William Savage Textbook Collection.
– After the Palmer method was replaced by teaching manuscript hand followed by cursive handwriting in much of the second half of the twentieth century, one alternative approach used was D’Nealian handwriting. A sloped manuscript hand that is a building-block to a cursive hand, D’Nealian was created to alleviate the sometimes difficult transition between “ball and stick” block printing and learning a brand-new cursive script.
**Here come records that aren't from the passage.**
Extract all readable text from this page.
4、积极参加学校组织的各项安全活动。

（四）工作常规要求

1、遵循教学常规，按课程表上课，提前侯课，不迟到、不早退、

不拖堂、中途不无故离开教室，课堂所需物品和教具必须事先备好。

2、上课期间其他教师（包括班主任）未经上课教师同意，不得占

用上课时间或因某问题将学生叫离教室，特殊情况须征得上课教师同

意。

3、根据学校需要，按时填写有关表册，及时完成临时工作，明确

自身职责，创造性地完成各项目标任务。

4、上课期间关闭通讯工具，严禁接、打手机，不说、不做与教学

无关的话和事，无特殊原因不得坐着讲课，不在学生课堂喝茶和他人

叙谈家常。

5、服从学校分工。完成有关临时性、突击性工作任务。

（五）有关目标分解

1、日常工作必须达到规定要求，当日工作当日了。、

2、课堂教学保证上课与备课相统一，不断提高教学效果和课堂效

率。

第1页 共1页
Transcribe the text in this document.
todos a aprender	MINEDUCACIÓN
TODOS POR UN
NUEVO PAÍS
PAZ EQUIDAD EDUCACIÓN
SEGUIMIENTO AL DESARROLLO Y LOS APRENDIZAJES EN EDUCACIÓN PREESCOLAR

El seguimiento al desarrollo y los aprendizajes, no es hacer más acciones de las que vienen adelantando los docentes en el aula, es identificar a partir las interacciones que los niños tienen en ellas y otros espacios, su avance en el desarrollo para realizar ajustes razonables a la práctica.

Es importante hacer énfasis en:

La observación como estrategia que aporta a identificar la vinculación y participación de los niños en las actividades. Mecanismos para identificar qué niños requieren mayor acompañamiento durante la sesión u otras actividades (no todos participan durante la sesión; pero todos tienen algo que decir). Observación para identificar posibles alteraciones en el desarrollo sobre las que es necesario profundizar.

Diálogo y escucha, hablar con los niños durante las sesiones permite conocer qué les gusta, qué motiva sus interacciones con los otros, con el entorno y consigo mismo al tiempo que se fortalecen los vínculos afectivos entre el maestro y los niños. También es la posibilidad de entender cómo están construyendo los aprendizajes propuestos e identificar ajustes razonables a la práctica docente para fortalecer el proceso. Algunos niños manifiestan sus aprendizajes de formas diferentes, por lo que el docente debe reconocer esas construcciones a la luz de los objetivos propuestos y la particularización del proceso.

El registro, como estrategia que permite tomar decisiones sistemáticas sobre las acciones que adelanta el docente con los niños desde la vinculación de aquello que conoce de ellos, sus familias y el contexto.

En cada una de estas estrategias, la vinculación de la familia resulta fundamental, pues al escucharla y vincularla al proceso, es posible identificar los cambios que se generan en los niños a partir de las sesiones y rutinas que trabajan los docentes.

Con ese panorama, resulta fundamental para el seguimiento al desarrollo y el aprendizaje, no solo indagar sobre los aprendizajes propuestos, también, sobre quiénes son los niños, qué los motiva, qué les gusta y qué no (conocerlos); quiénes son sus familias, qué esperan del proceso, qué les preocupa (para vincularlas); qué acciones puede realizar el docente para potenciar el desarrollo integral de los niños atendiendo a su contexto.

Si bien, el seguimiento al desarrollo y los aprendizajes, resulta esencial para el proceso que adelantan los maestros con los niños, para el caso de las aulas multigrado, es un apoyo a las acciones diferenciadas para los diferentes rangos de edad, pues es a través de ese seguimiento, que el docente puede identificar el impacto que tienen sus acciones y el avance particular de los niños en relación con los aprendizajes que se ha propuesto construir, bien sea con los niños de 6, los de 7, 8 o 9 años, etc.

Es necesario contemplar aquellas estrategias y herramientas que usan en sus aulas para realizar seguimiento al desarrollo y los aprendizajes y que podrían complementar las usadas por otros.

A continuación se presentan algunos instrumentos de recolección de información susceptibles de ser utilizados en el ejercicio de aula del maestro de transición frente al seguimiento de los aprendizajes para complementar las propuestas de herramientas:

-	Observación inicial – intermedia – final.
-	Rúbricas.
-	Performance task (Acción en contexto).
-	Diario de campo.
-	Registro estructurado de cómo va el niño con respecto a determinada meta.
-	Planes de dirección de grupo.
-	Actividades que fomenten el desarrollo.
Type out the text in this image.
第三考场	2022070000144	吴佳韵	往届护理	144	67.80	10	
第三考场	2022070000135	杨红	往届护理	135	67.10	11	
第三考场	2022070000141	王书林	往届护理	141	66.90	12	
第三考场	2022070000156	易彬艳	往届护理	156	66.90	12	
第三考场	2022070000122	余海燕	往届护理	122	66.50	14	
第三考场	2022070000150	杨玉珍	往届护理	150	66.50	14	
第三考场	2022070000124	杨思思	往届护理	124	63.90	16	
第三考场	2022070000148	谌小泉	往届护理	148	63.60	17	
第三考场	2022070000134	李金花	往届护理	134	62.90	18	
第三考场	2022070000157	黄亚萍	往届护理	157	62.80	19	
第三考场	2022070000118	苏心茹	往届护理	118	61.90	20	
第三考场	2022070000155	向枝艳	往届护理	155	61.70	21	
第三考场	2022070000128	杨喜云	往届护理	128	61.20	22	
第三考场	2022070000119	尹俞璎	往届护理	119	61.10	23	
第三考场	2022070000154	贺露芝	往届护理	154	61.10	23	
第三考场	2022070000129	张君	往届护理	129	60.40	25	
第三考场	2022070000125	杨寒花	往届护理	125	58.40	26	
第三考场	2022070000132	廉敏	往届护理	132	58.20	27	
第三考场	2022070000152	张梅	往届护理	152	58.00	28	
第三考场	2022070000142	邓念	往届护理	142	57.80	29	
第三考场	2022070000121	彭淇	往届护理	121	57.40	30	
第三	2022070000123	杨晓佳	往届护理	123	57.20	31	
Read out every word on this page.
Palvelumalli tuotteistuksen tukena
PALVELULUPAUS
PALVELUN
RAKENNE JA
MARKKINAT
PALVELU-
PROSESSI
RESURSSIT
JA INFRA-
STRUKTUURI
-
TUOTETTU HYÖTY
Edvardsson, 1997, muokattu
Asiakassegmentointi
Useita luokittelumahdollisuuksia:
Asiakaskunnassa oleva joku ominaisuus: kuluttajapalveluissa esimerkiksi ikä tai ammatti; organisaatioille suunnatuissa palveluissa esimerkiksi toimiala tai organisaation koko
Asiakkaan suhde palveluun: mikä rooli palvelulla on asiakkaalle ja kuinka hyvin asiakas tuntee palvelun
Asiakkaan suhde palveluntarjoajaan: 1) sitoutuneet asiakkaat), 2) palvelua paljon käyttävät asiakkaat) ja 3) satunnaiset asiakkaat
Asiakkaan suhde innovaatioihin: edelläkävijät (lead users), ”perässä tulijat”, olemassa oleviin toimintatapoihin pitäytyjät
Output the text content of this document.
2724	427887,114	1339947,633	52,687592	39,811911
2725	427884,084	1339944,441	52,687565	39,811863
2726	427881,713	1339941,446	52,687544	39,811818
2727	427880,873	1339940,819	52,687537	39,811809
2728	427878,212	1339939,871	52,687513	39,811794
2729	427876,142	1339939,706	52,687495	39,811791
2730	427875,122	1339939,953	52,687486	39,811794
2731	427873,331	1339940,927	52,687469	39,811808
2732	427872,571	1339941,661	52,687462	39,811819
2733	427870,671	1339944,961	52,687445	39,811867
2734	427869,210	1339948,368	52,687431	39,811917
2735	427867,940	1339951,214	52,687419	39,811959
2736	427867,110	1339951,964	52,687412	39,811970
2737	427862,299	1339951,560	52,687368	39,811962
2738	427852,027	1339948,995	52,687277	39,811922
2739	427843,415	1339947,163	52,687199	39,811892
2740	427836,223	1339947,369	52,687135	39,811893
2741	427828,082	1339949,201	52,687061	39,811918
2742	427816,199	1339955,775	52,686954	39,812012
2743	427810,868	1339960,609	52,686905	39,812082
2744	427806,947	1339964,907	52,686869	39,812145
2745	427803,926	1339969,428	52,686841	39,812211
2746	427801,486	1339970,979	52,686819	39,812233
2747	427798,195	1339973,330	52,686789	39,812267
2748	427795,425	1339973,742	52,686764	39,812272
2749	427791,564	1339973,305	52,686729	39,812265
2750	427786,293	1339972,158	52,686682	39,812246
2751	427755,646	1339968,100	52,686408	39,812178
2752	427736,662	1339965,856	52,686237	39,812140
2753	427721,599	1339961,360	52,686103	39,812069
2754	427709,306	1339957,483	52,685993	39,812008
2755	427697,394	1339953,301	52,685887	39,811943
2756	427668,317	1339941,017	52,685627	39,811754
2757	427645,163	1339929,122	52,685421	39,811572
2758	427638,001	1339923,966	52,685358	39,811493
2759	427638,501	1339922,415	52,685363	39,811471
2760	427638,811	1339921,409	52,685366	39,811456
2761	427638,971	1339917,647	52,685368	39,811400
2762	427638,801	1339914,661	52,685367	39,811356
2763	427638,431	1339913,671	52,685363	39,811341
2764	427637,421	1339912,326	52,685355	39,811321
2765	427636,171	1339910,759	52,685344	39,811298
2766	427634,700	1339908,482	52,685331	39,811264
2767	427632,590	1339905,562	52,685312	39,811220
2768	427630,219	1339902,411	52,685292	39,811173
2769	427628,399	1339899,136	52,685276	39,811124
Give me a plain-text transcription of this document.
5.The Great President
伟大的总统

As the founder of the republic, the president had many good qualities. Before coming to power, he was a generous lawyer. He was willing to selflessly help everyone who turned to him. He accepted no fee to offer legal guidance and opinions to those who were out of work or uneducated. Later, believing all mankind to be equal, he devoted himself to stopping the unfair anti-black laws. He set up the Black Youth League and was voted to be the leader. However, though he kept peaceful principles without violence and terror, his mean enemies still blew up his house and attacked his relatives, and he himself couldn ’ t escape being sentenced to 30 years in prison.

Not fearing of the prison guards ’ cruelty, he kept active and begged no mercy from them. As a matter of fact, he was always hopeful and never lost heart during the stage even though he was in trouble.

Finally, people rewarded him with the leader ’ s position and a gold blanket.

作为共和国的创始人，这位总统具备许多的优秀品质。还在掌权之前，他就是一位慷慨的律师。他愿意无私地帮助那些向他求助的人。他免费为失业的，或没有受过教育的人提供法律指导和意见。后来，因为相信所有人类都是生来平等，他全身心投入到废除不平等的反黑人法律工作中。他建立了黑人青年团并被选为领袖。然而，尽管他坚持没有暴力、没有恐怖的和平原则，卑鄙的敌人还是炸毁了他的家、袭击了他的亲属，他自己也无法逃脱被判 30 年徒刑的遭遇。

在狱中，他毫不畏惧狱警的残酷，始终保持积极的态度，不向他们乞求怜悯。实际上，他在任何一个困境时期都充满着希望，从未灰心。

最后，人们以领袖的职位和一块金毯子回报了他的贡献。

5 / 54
The method is widely adopted in schools and is not without its critics, who claim its approach adds an unnecessary “third step” in the transition from block printing to full cursive script.

   

M. T. C. Gould, 1793-1860.
The Art of Short-Hand Writing, Compiled from the Latest European Publications, With Sundry Improvements, Adapted to the Present State of Literature in the United States.
Philadelphia, 1830.
– There are numerous historical examples of complete symbolic writing systems, shortened wordforms, the use of ligatures, and other methods for saving time when capturing the spoken word on paper, or for saving space on the written page. Likewise, language code systems have long been employed by states and individuals for every use from diplomatic communications to diary entries. Modern shorthand (tachygraphy, or occasionally called brachygraphy) dates to several early seventeenth century English texts, with numerous systems and variants continuing into the present, and stenography is the act of writing shorthand. This system by Gould is an early nineteenth century system modified for and marketed (like The Complete American Letter-Writer in Case 2) to American audiences.


 

    

 

“Library Hand”
Melvil Dewey, 1851-1931.
Simplified Library School Rules.
Boston: The Library Bureau, 1904.
– Dewey, besides authoring the library classification system that bears his name, was the most influential library science theorist, publisher, and educator of the late nineteenth and early twentieth centuries. He founded The Library Bureau as a library supply company in 1876. Through its publishing arm, he supplied the textbooks that trained several generations of American librarians and influenced nearly every aspect of their work, down to the specialized “library hand” developed for writing legibly on catalog cards. Dewey was also involved in spelling reform efforts (hence the use on these pages of the words “disjoind” and “alfabets”) and in later life would spell his surname “Dui.”


 

Charles Paxton Zaner.
Blackboard Writing.
Columbus: O. Zaner & Bloser Co., 1911.
– For teachers in the nineteenth and twentieth centuries, writing on the blackboard was the most efficient way to communicate quickly to an entire class. Attendant handbooks for teachers on the theory and practice of writing vertically on the blackboard were published and are numerous enough to constitute their own subgenre. This example uses photographs of writing posititions and examples of text on the blackboard to especially good effect.

  

Sample Letters For All Occasions
Sarah Annie Frost.
Frost's Original Letter-Writer.
New York: Dick & Fitzgerald, 1867.

Joel Myerson Collection of Nineteenth-Century American Literature.
– Guides for properly composing letters for all occasions had often been included in conduct manuals, or courtesy books, intended for young ladies and gentlemen. By the nineteenth century, as some forms of universal education became more common, cheap handbooks for letterwriting proliferated for the middle class audiences, like this guide that includes "three hundred letters and notes," "together with appropriate answers to each."

  

The Polite Letter Writer, Or How To Correspond On All Subjects, In A Refined and Elegant Style.
New York: H. J. Ivers & Co., 1882.

Joel Myerson Collection of Nineteenth-Century American Literature.
- This short (48 page), cheap paperback letter writing guide for business and personal use also includes chapters on conduct, wedding etiquette, and quotations to use in speeches and toasts. Note the aspiratory language in the title.